There may be unwelcome surprises – as we see in the TV show “Who do you think you are?” Another company says “The cells in your body have 23 pairs of chromosomes. Your chromosomes are made of DNA, which can tell you a lot about you.”

Science is discovering more and more about how God’s creation works. In Psalm 139, David said: “For you created my inmost being; you knit me together in my mother’s womb. I praise you because I am fearfully and wonderfully made; …”

We are all made by God and in his image yet each of us is unique. Sin can, and does, distort that image, but God has no surprises. In April 2016, the Archbishop of Canterbury, Justin Welby, [see photo] had a surprise. A DNA test was arranged by a newspaper – with his permission. He discovered that his father was not who he had thought. The Archbishop’s response amazed journalists and the watching world:

“It is a testimony to the grace and power of Christ to liberate and redeem us, ... I know that I find who I am in Jesus Christ, not in genetics, and my identity in Him never changes.”

How liberating to find our identity in God and not in ourselves, our parents or our circumstances.

Then, as we look forward, we want to plan. But will we be fit enough to fulfil those plans? The government hopes that genetics could be used to develop “predictive and personalised health care” for all. To make a start the Health Secretary announced, in November, that the NHS were planning to sequence the DNA [photo available] of every baby born in the UK, starting with a pilot scheme of 20,000 children.

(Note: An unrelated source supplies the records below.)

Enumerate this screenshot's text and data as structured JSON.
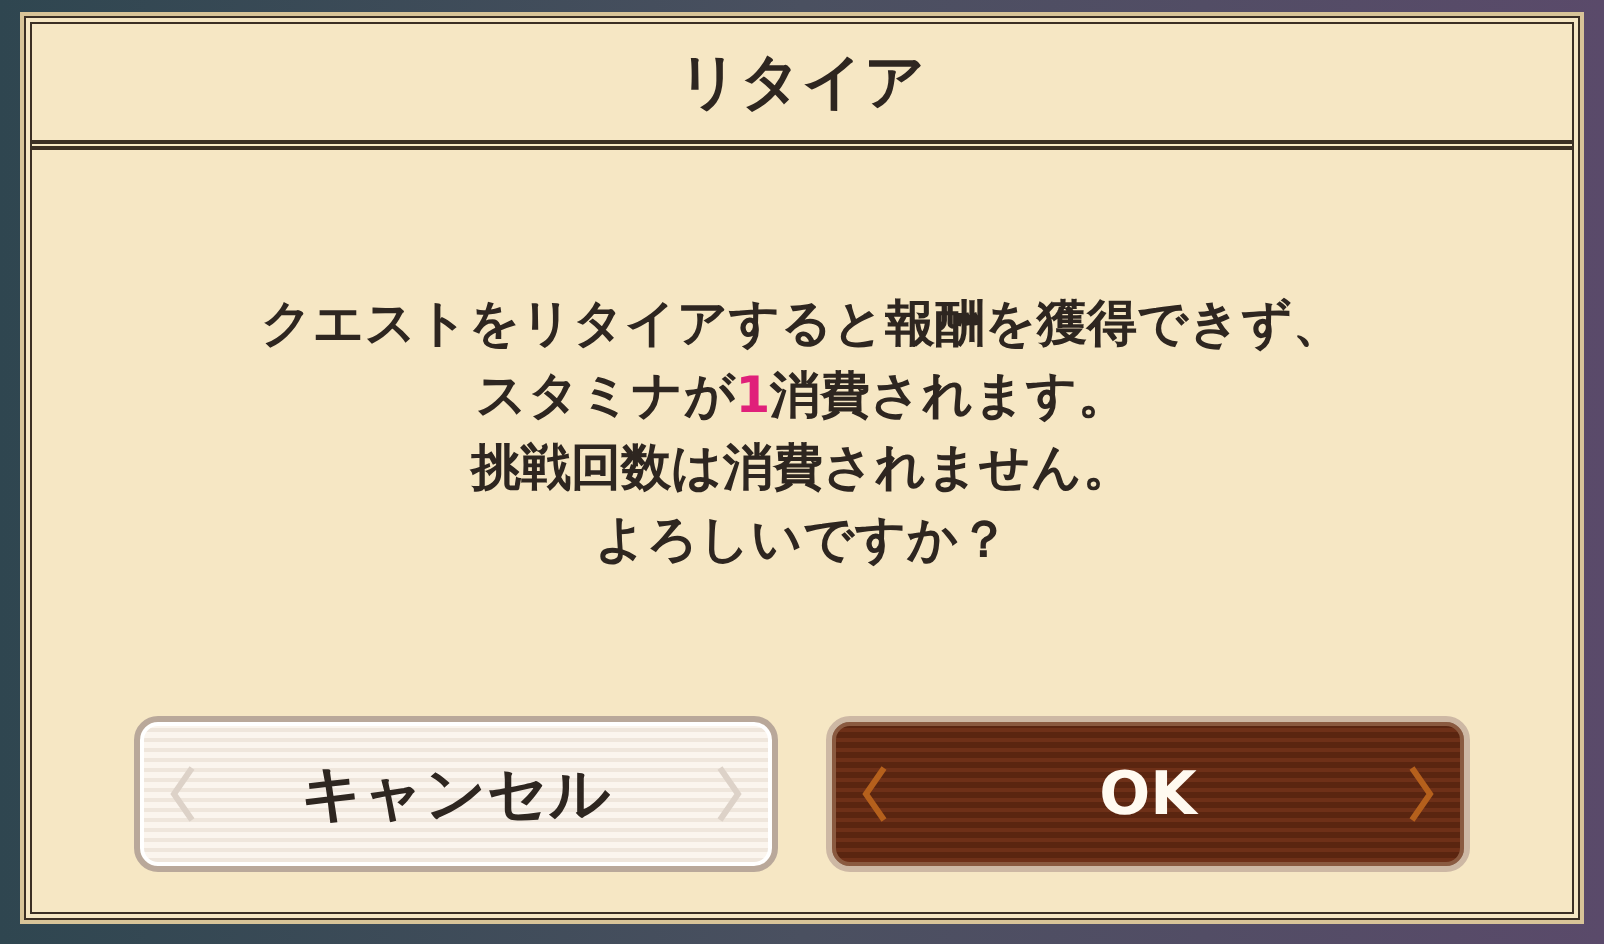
{
  "dialog": {
    "title": "リタイア",
    "message": [
      "クエストをリタイアすると報酬を獲得できず、",
      "スタミナが**1**消費されます。",
      "挑戦回数は消費されません。",
      "よろしいですか？"
    ],
    "buttons": [
      {
        "label": "キャンセル",
        "kind": "secondary"
      },
      {
        "label": "OK",
        "kind": "primary"
      }
    ]
  }
}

Babies are tested already for carefully selected conditions which can be avoided or lessened with treatment soon after birth. So why not extend this routine screening by sequencing their entire set of genes? But there are significant ethical considerations. Not all potential conditions identified can be treated. People often prefer not to know about these risks before it is necessary – so what should happen to this health information on the new-borns when they reach 18? Frances Elmslie of the British Society for Genetic Medicine comments, “We have endless discussions about testing children for conditions that don’t manifest until later life.”

In any case our health and our future can never be totally predictable. Jesus told a story (in Luke 12) about a rich, successful farmer who thought differently! He built a bigger place to store all his goods and expected to relax, “eat, drink and be merry”. But God said that he would die that very night. The story ends with a warning “… a person is a fool to store up earthly wealth but not have a rich relationship with God.”

In our uncertain world let us review our priorities and seek to develop a richer relationship with our creator God?